HP 7000 dl Router manual Enable #configure terminal, Config#crypto ike local-id address

This example assumes that the Secure Router OS product has been configured with a WAN IP Address of

63.97.45.57on interface ppp 1 and a LAN IP Address of 10.10.10.254 on interface ethernet 0/1. The Peer Private IP Subnet is 10.10.20.0.

For more detailed information on VPN configuration, refer to the VPN Configuration Guide located on the Secure Router OS Documentation CD provided with your unit.

Step 1:

Enter the Global configuration mode (i.e., config terminal mode).

>enable

#configure terminal

Step 2:

Enable VPN support using the ip crypto command. This command allows crypto maps to be applied to interfaces, and enables the IKE server to listen for IKE negotiation sessions on UDP port 500.

(config)#ip crypto

Step 3:

Set the local ID. During IKE negotiation, local-ids are exchanged between the local device and the peer device. In the Secure Router OS, the default setting for all local-ids is configured by the crypto ike local-idcommand. The default setting is for all local-ids to be the IPv4 address of the interface over which the IKE negotiation is occurring. In the future, a unique system-wide Hostname or Fully Qualified Domain Name could be used for all IKE negotiation.
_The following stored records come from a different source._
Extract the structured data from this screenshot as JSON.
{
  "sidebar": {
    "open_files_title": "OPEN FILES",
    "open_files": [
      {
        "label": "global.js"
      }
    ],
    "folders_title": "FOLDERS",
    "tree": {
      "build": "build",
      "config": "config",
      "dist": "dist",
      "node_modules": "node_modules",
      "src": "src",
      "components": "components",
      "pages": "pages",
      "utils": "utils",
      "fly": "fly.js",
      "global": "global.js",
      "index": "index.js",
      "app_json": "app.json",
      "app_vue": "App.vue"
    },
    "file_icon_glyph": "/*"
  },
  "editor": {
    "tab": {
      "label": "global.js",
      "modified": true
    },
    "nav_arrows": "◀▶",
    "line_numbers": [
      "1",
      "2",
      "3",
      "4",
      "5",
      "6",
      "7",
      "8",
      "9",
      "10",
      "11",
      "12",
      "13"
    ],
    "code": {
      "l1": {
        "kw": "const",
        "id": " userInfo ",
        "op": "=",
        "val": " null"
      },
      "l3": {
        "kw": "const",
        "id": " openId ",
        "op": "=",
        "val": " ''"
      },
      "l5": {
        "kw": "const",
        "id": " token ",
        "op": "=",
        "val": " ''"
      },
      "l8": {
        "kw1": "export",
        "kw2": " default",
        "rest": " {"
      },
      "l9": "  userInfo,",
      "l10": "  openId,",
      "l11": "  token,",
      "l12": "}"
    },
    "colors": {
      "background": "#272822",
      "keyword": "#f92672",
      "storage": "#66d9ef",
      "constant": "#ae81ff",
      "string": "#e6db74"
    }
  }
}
(config)#crypto ike local-id address

Step 4:

Create IKE policy. In order to use IKE negotiation, an IKE policy must be created. Within the system, a list of IKE policies is maintained. Each IKE policy is given a priority number in the system. That priority number defines the position of that IKE policy within the system list. When IKE negotiation is needed, the system searches through the list, starting with the policy with priority of 1, looking for a match to the peer IP address.

An individual IKE policy can override the system local-id setting by having the local-idcommand specified in the IKE policy definition. This command in the IKE policy is used to specify the type of local-id and the local-id data. The type can be of IPv4 address, Fully Qualified Domain Name, or User-Specified Fully Qualified Domain Name.

An IKE policy may specify one or more peer IP addresses that will be allowed to connect to this system. To specify multiple unique peer IP addresses, the peer A.B.C.D command is used multiple times within a single IKE policy. To specify that all possible peers can use a default IKE policy, the peer any command is given instead of the peer A.B.C.D command inside of the IKE policy. The policy with the peer any command specified will match to any peer IP address (and therefore should be given the highest numerical priority number). This will make the policy the last one to be compared against during IKE negotiation.